Man Gets 4 Years After Guilty Plea
By Wheeler Cowperthwaite
Special to the SUN
An Española man will spend nearly four years in federal prison after pleading guilty to federal domestic violence charges.
Federal District Judge Matthew Garcia sentenced Isiah Gutierrez-Arquero, 30, a member of the Santa Clara Pueblo, on March 3 to 46 months in prison on charges of assault of an intimate partner by strangulation and assault resulting in serious bodily injury. Once out of prison, he will be on supervised release for three years.
Gutierrez-Arquero pleaded guilty to the two charges on Aug. 8 and he has been held without bail since his arrest on Jan. 10.
As part of the plea deal, prosecutors agreed to dismiss a single count of assault resulting in substantial bodily injury, but the sentencing was up to Garcia. He faced a theoretical maximum sentence of 20 years, 10 years on each charge.

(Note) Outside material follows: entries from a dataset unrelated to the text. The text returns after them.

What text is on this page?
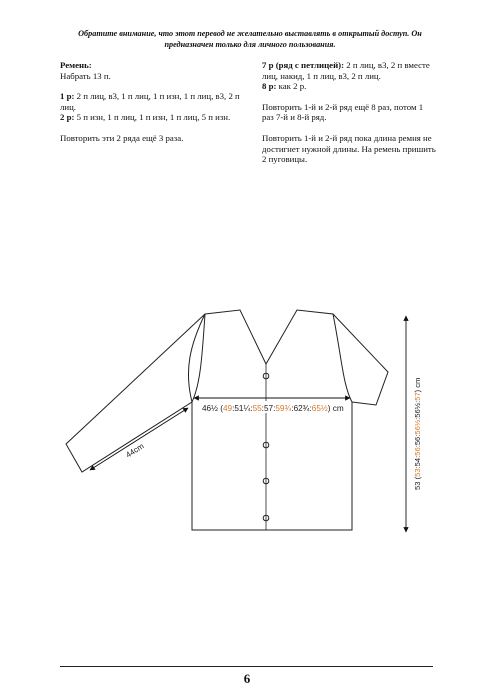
Обратите внимание, что этот перевод не желательно выставлять в открытый доступ. Он
предназначен только для личного пользования.

Ремень:

Набрать 13 п.

1 р: 2 п лиц, в3, 1 п лиц, 1 п изн, 1 п лиц, в3, 2 п лиц.

2 р: 5 п изн, 1 п лиц, 1 п изн, 1 п лиц, 5 п изн.

Повторить эти 2 ряда ещё 3 раза.

7 р (ряд с петлицей): 2 п лиц, в3, 2 п вместе лиц, накид, 1 п лиц, в3, 2 п лиц.

8 р: как 2 р.

Повторить 1-й и 2-й ряд ещё 8 раз, потом 1 раз 7-й и 8-й ряд.

Повторить 1-й и 2-й ряд пока длина ремня не достигнет нужной длины. На ремень пришить 2 пуговицы.

46½ (49:51¼:55:57:59¾:62¾:65½) cm
44cm
53 (53:54:56:56:56½:56½:57) cm
6
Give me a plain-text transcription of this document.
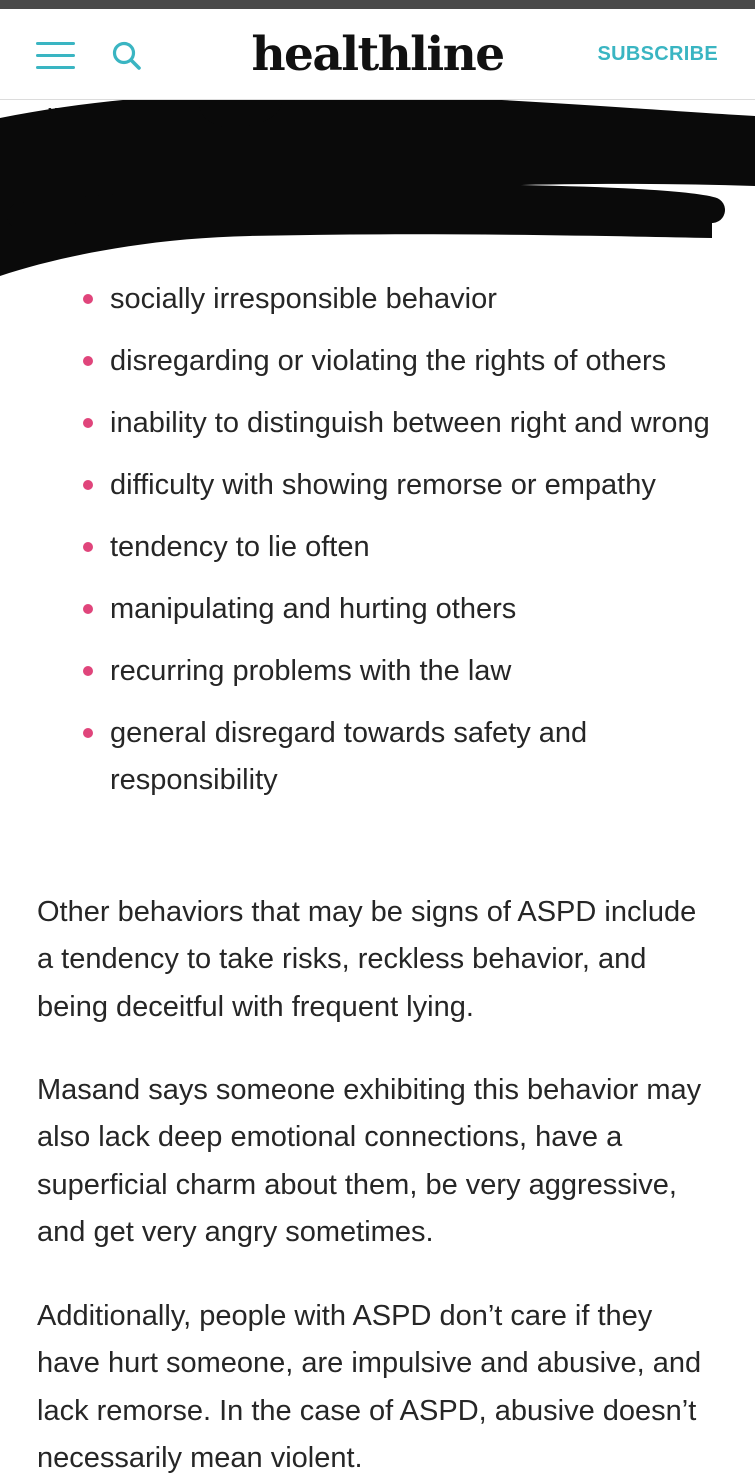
healthline	SUBSCRIBE
socially irresponsible behavior
disregarding or violating the rights of others
inability to distinguish between right and wrong
difficulty with showing remorse or empathy
tendency to lie often
manipulating and hurting others
recurring problems with the law
general disregard towards safety and responsibility

Other behaviors that may be signs of ASPD include a tendency to take risks, reckless behavior, and being deceitful with frequent lying.

Masand says someone exhibiting this behavior may also lack deep emotional connections, have a superficial charm about them, be very aggressive, and get very angry sometimes.

Additionally, people with ASPD don’t care if they have hurt someone, are impulsive and abusive, and lack remorse. In the case of ASPD, abusive doesn’t necessarily mean violent.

According to the plea deal, Gutierrez-Arquero wrote that on Sept. 21, 2023, he got into an argument with his girlfriend at his home within the exterior boundaries of the pueblo.
“During this fight, I punched Doe with my fists and kicked her,” he wrote in the plea deal. “I kicked Doe when she was on the ground. I threw her against the walls of my bedroom, which resulted in a hole in the wall. I sat on Doe’s chest and strangled Doe with both of my hands.”
He wrote that he agreed that his attack resulted in “serious bodily injury” including bruises, cuts and swelling.
According to the deal, prosecutors agreed to “recommend a sentence at the low end of the guideline range” and that Gutierrez-Arquero agrees that he has accepted responsibility for his conduct.
His defense attorney, Hadley Brown, asked for a sentence of two years, according to the clerk’s minutes of the sentencing hearing, but what prosecutors argued for is not included.
According to a press release from the U.S. Attorney’s Office of New Mexico, Garcia recommended that he complete a residential drug abuse program.
Brown filed two motions to extend the time she had to write a sentencing memorandum, outlining her request for that two-year sentence and why it should be granted, but it does not appear in the court docket. It is unclear if it was ever filed or if it was sealed against the court’s own rules.
While Gutierrez-Arquero spent more than a year in jail between his arrest and eventual sentencing, prosecutors waited a little less than a year to bring the initial charges, and five months after a grand jury indicted him to arrest him. A federal grand jury indicted him on Aug. 27, 2024, following the attack on Sept. 21, 2023.
Court documents don’t outline what evidence prosecutors posited would make him a threat to the community.
Unlike New Mexico, which has a right to pre-trial release in the constitution, the federal courts have no similar right to bail.
Gutierrez-Arquero only has one state criminal charge, for criminal damage to property in Albuquerque in 2020, for allegedly throwing his girlfriend’s phone at a wall during an argument, shattering the screen. That case was subsequently dismissed.